En bref, les résultats de cette enquête anonyme suggèrent qu’une révolution sexuelle dirigée par des femmes est en cours au Moyen-Orient, totalement illégale dans de nombreux endroits. Friedland souligne que ce n’est pas seulement une question de croyance privée — les jeunes femmes votent avec leurs lèvres, même dans les régions où les baisers entre célibataires sont contraires à la loi.
« La grande histoire ici, c’est que les femmes osent s’embrasser », dit Friedland. « L’amour est dangereux dans ce monde, en particulier pour les femmes – mais les femmes le poursuivent. Cela indique une audace incroyable de leur part. »Ce droit d’embrasser est intrinsèquement lié à un droit qui semble fondamental pour les femmes dans de nombreux pays occidentaux: choisir son propre partenaire.
« Les femmes pakistanaises qui croient en l’amour sont plus susceptibles d’accepter d’embrasser leurs petits amis que les hommes pakistanais qui croient en l’amour », confirme Sahar Habib Ghazi, originaire d’Islamabad, au Pakistan, et rédactrice en chef du site d’informations Global Voices. Dans un échange sur Facebook, elle ajoute:
Ils veulent tomber amoureux pour apporter plus d’agence et de contrôle dans leur vie et ils veulent tester cet amour avec un contact physique. Ils ont plus en jeu s’ils tombent amoureux de la mauvaise personne qu’un homme ne le ferait dans une société à prédominance patriarcale comme le Pakistan, il est donc logique pour moi qu’ils soient plus disposés à tester cet amour. Lorsque les enjeux sont plus élevés, les risques que les gens prendront sont plus élevés.

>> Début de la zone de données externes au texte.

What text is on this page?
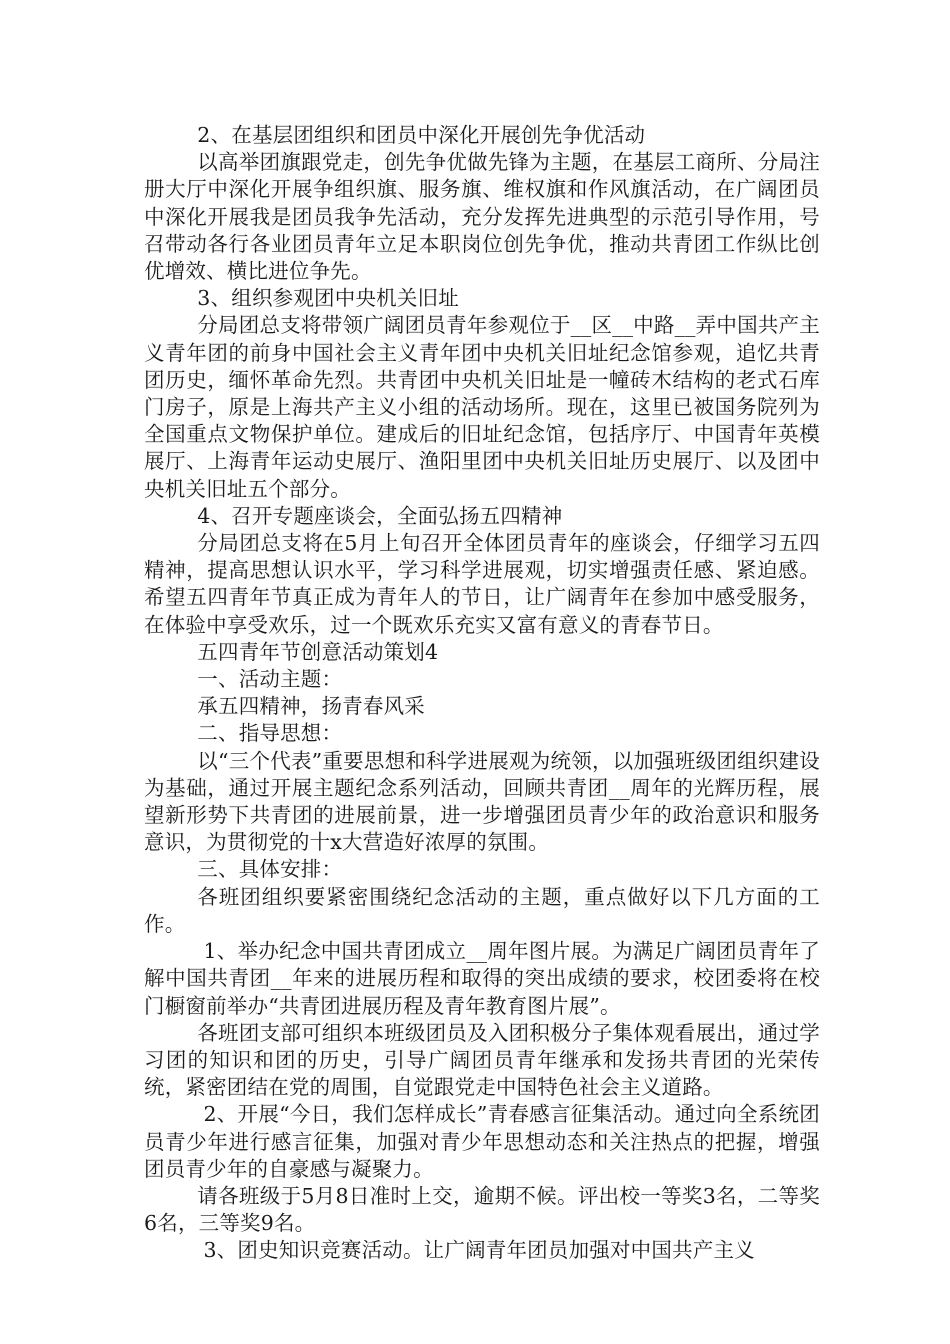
2、在基层团组织和团员中深化开展创先争优活动

以高举团旗跟党走，创先争优做先锋为主题，在基层工商所、分局注册大厅中深化开展争组织旗、服务旗、维权旗和作风旗活动，在广阔团员中深化开展我是团员我争先活动，充分发挥先进典型的示范引导作用，号召带动各行各业团员青年立足本职岗位创先争优，推动共青团工作纵比创优增效、横比进位争先。

3、组织参观团中央机关旧址

分局团总支将带领广阔团员青年参观位于__区__中路__弄中国共产主义青年团的前身中国社会主义青年团中央机关旧址纪念馆参观，追忆共青团历史，缅怀革命先烈。共青团中央机关旧址是一幢砖木结构的老式石库门房子，原是上海共产主义小组的活动场所。现在，这里已被国务院列为全国重点文物保护单位。建成后的旧址纪念馆，包括序厅、中国青年英模展厅、上海青年运动史展厅、渔阳里团中央机关旧址历史展厅、以及团中央机关旧址五个部分。

4、召开专题座谈会，全面弘扬五四精神

分局团总支将在5月上旬召开全体团员青年的座谈会，仔细学习五四精神，提高思想认识水平，学习科学进展观，切实增强责任感、紧迫感。希望五四青年节真正成为青年人的节日，让广阔青年在参加中感受服务，在体验中享受欢乐，过一个既欢乐充实又富有意义的青春节日。

五四青年节创意活动策划4

一、活动主题：

承五四精神，扬青春风采

二、指导思想：

以“三个代表”重要思想和科学进展观为统领，以加强班级团组织建设为基础，通过开展主题纪念系列活动，回顾共青团__周年的光辉历程，展望新形势下共青团的进展前景，进一步增强团员青少年的政治意识和服务意识，为贯彻党的十x大营造好浓厚的氛围。

三、具体安排：

各班团组织要紧密围绕纪念活动的主题，重点做好以下几方面的工作。

1、举办纪念中国共青团成立__周年图片展。为满足广阔团员青年了解中国共青团__年来的进展历程和取得的突出成绩的要求，校团委将在校门橱窗前举办“共青团进展历程及青年教育图片展”。

各班团支部可组织本班级团员及入团积极分子集体观看展出，通过学习团的知识和团的历史，引导广阔团员青年继承和发扬共青团的光荣传统，紧密团结在党的周围，自觉跟党走中国特色社会主义道路。

2、开展“今日，我们怎样成长”青春感言征集活动。通过向全系统团员青少年进行感言征集，加强对青少年思想动态和关注热点的把握，增强团员青少年的自豪感与凝聚力。

请各班级于5月8日准时上交，逾期不候。评出校一等奖3名，二等奖6名，三等奖9名。

3、团史知识竞赛活动。让广阔青年团员加强对中国共产主义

Alors pourquoi les couples s’embrassent-ils? Pour le plaisir, bien sûr, mais il y a plus à embrasser que ce qui rencontre les lèvres. D’un point de vue évolutif, semble-t-il, les femmes s’embrassent pour la liberté et le contrôle. Si les hommes semblent l’apprécier aussi – eh bien, ce pourrait être juste un heureux accident.